A planned hygiene center in Ballard will have showers, washers and dryers to serve up to 100 people a day. The third Urban Rest Stop in Seattle is set to open this year on the bottom floor of the Low Income Housing Institute’s (LIHI) new senior housing in Ballard. An Urban Rest Stop already operates downtown on Ninth Avenue and another in the University District, and other organizations host hygiene centers across the city.
But before the Ballard site can open, it has to overcome a legal challenge filed by two neighbors who live on the same block as the proposed Urban Rest Stop. In December John Davis and Ethan Van Eck filed an appeal with the city of Seattle Office of the Hearing Examiner that challenges the conditional use permit LIHI received to open the hygiene center.
The case will be heard Feb. 10.
The appellants could not be reached or declined to comment about the challenge, but their formal complaint details their concerns: Eck and Davis contend that they will be “significantly affected by the noise, odors, increased criminal activity, inadequate parking facilities and traffic, and general incompatibility of this institutional use in their neighborhood,” according to the complaint.

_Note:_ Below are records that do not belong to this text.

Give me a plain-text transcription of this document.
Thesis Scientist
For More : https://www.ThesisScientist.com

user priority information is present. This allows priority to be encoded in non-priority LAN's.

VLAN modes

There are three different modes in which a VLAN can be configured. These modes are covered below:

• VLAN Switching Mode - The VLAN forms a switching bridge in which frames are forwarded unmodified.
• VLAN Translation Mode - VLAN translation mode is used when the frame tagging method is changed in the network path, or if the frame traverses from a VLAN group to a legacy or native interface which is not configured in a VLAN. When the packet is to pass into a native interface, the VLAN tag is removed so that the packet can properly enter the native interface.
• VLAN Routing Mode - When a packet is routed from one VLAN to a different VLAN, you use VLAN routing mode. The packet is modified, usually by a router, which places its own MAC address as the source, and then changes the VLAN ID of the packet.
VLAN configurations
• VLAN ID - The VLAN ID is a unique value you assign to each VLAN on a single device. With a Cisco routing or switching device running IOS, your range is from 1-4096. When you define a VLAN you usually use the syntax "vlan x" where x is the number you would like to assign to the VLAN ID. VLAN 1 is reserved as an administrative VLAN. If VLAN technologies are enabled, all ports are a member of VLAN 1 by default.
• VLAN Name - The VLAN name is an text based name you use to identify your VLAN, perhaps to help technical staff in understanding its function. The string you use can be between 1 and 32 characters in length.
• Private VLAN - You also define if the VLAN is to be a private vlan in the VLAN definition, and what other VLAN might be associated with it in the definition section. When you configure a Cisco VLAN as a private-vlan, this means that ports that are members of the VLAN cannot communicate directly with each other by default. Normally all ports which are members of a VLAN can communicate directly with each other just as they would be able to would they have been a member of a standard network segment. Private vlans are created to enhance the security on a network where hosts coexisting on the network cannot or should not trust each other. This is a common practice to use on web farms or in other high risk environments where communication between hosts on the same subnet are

The site is two blocks north of Ballard’s Market Street and just down the road from the Ballard Public Library, but the block is zoned residential. Davis and Eck argue in their appeal that the city’s approval of the project was wrong and should be reversed.

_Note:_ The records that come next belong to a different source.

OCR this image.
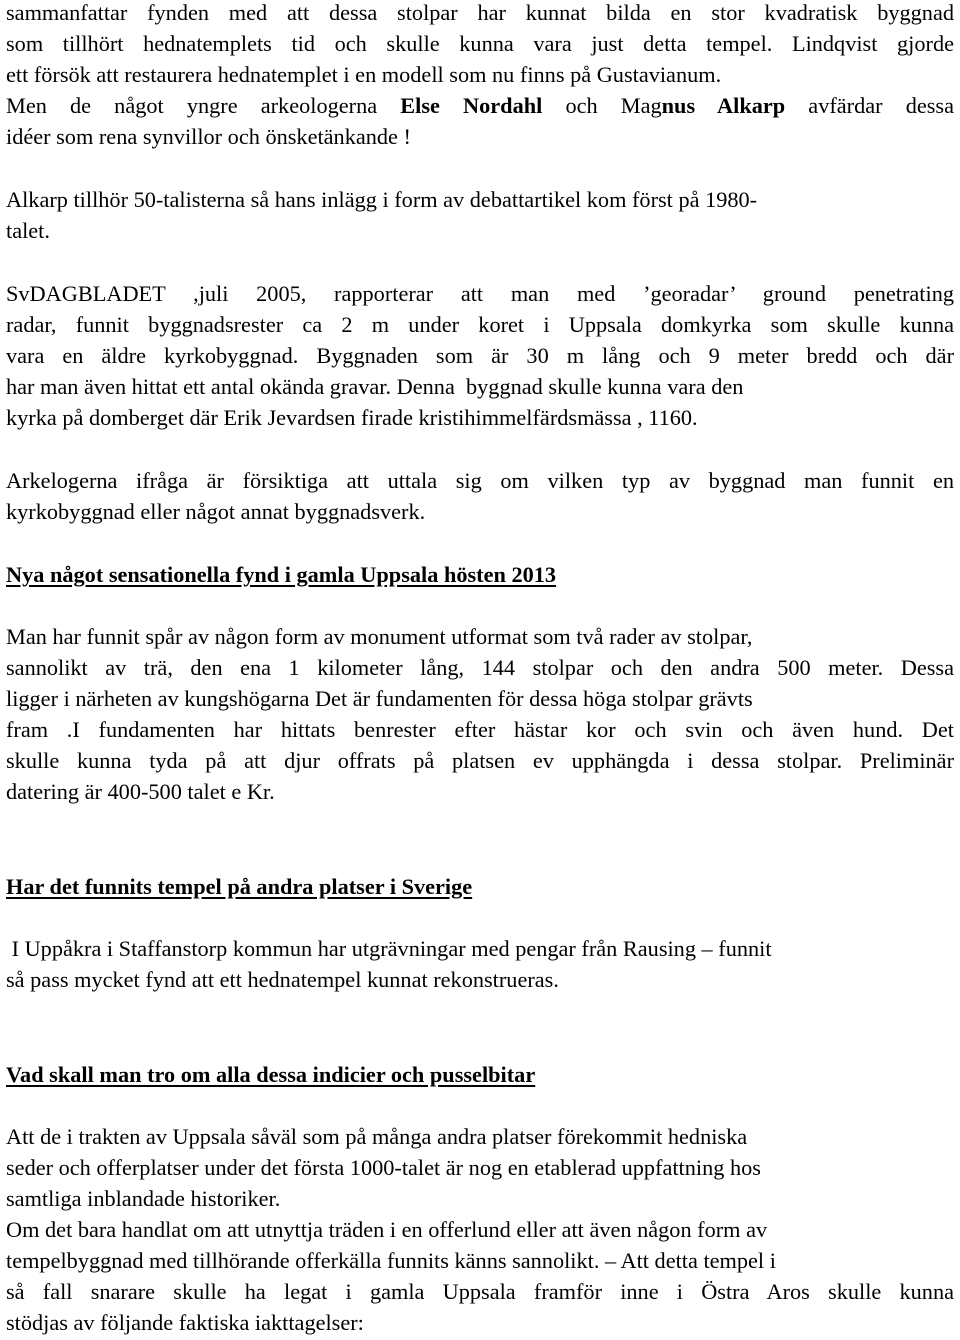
sammanfattar fynden med att dessa stolpar har kunnat bilda en stor kvadratisk byggnad
som tillhört hednatemplets tid och skulle kunna vara just detta tempel. Lindqvist gjorde
ett försök att restaurera hednatemplet i en modell som nu finns på Gustavianum.
Men de något yngre arkeologerna Else Nordahl och Magnus Alkarp avfärdar dessa
idéer som rena synvillor och önsketänkande !
Alkarp tillhör 50-talisterna så hans inlägg i form av debattartikel kom först på 1980-
talet.
SvDAGBLADET ,juli 2005, rapporterar att man med ’georadar’ ground penetrating
radar, funnit byggnadsrester ca 2 m under koret i Uppsala domkyrka som skulle kunna
vara en äldre kyrkobyggnad. Byggnaden som är 30 m lång och 9 meter bredd och där
har man även hittat ett antal okända gravar. Denna  byggnad skulle kunna vara den
kyrka på domberget där Erik Jevardsen firade kristihimmelfärdsmässa , 1160.
Arkelogerna ifråga är försiktiga att uttala sig om vilken typ av byggnad man funnit en
kyrkobyggnad eller något annat byggnadsverk.
Nya något sensationella fynd i gamla Uppsala hösten 2013
Man har funnit spår av någon form av monument utformat som två rader av stolpar,
sannolikt av trä, den ena 1 kilometer lång, 144 stolpar och den andra 500 meter. Dessa
ligger i närheten av kungshögarna Det är fundamenten för dessa höga stolpar grävts
fram .I fundamenten har hittats benrester efter hästar kor och svin och även hund. Det
skulle kunna tyda på att djur offrats på platsen ev upphängda i dessa stolpar. Preliminär
datering är 400-500 talet e Kr.
Har det funnits tempel på andra platser i Sverige
I Uppåkra i Staffanstorp kommun har utgrävningar med pengar från Rausing – funnit
så pass mycket fynd att ett hednatempel kunnat rekonstrueras.
Vad skall man tro om alla dessa indicier och pusselbitar
Att de i trakten av Uppsala såväl som på många andra platser förekommit hedniska
seder och offerplatser under det första 1000-talet är nog en etablerad uppfattning hos
samtliga inblandade historiker.
Om det bara handlat om att utnyttja träden i en offerlund eller att även någon form av
tempelbyggnad med tillhörande offerkälla funnits känns sannolikt. – Att detta tempel i
så fall snarare skulle ha legat i gamla Uppsala framför inne i Östra Aros skulle kunna
stödjas av följande faktiska iakttagelser:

The appeal states that the project fails to address noise impacts, is incompatible with the residential scale and character of the surrounding area and lacks onsite parking.
LIHI Executive Director Sharon Lee said the complaint is typical of NIMBY reactions, referring to the acronym for “Not In My Back Yard.” The complaint lists the possibility of crime and parking impacts, but they’re really worried about homeless people coming to the neighborhood, she said.
“They can’t say, ‘We don’t like homeless people,’ or ‘We don’t like low income people,’ so they talk about parking,” Lee said.
Lee said LIHI studied the parking in the area and said the project would not have a negative impact.
The hygiene center, she said, would serve a large existing population of homeless people in Ballard. The neighborhood already hosts the largest population of car campers in the city, most of whom move around the industrial area south of Market Street where there are few residential buildings.
Program Manager Ronni Gilboa said the space will operate similar to one downtown on Ninth Avenue but with less capacity. The Urban Rest Stop on Ninth provides 175 to 200 showers a day; Ballard’s is projected to provide 75 to 100 each day.
The project in Ballard has support from advocates for homeless people and some business organizations. The Ballard project has received support from the Downtown Seattle Association and Smart Growth Seattle, a developer-backed organization that promotes building density.
“We need to welcome everyone who wants to live in this city regardless of income or status,” said Smart Growth Director Roger Valdez in a letter to the city. “The Ballard Rest Stop helps do that.”